FedTrimmedAvg sorts updates along each coordinate, removes the top and bottom beta fraction, and averages the rest. A natural middle ground between FedAvg and FedMedian.

Configuring robust aggregation

from octomil import Federation

federation = Federation(api_key="edg_...", name="my-robust-model")

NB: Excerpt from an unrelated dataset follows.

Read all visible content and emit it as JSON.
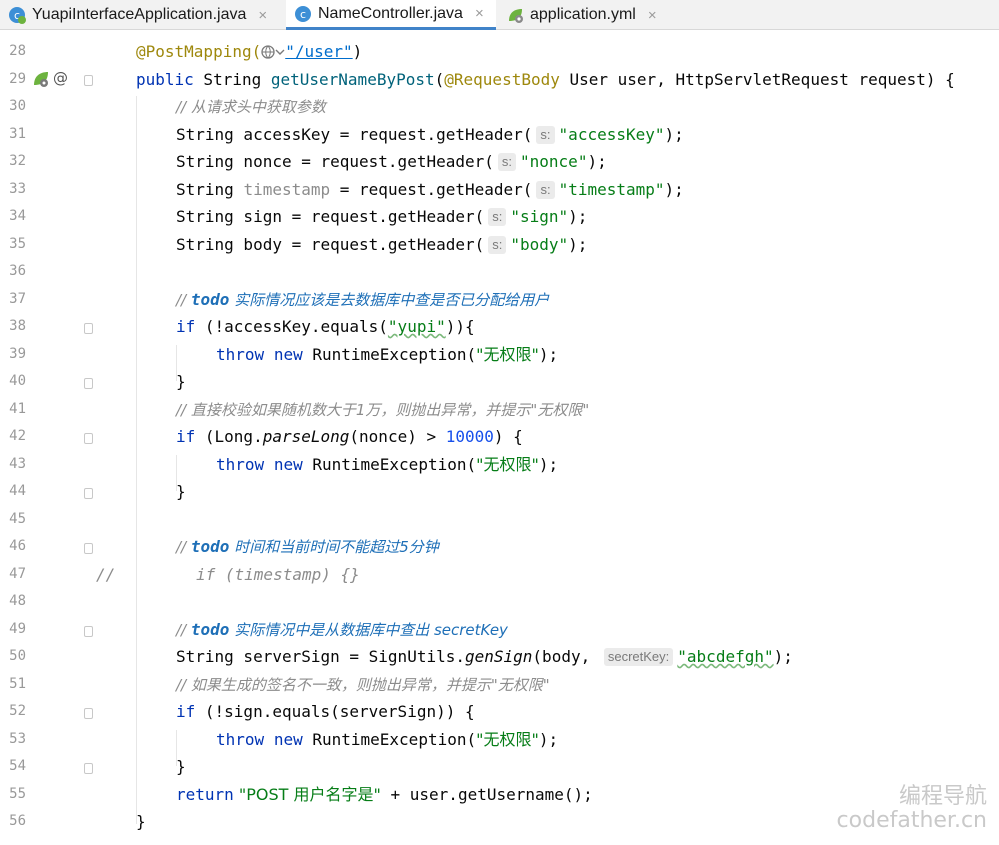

result = federation.train(
model="my-robust-model",
algorithm="krum", # or "multi_krum", "fedmedian", "fedtrimmedavg"
rounds=500,
min_updates=20,
)

Configure strategy parameters via the REST API:

# Krum
curl -X PUT https://api.octomil.com/api/v1/federations/my-robust-model/strategy \
-H "Authorization: Bearer edg_..." \
-H "Content-Type: application/json" \
-d '{"algorithm": "krum", "num_byzantine": 3, "learning_rate": 0.01, "local_epochs": 5}'

# Multi-Krum
curl -X PUT https://api.octomil.com/api/v1/federations/my-robust-model/strategy \
-H "Authorization: Bearer edg_..." \
-H "Content-Type: application/json" \
-d '{"algorithm": "multi_krum", "num_byzantine": 3, "num_selected": 15, "learning_rate": 0.01}'

# FedMedian
curl -X PUT https://api.octomil.com/api/v1/federations/my-robust-model/strategy \
-H "Authorization: Bearer edg_..." \
-H "Content-Type: application/json" \
-d '{"algorithm": "fedmedian", "learning_rate": 0.01, "local_epochs": 5}'

# FedTrimmedAvg
curl -X PUT https://api.octomil.com/api/v1/federations/my-robust-model/strategy \
-H "Authorization: Bearer edg_..." \
-H "Content-Type: application/json" \
-d '{"algorithm": "fedtrimmedavg", "trim_ratio": 0.1, "learning_rate": 0.01, "local_epochs": 5}'

Combining defenses

Robust aggregation alone is not sufficient for sophisticated attacks. Layer multiple defenses:

Update clipping -- Bound the L2 norm of each client's update before aggregation to prevent gradient scaling attacks:

{"algorithm": "krum", "gradient_clip_norm": 10.0, "num_byzantine": 3}

Anomaly detection -- Monitor per-client update statistics: cosine similarity between each client's update and the aggregate, update norm spikes, and consistent exclusion by Krum or trimming.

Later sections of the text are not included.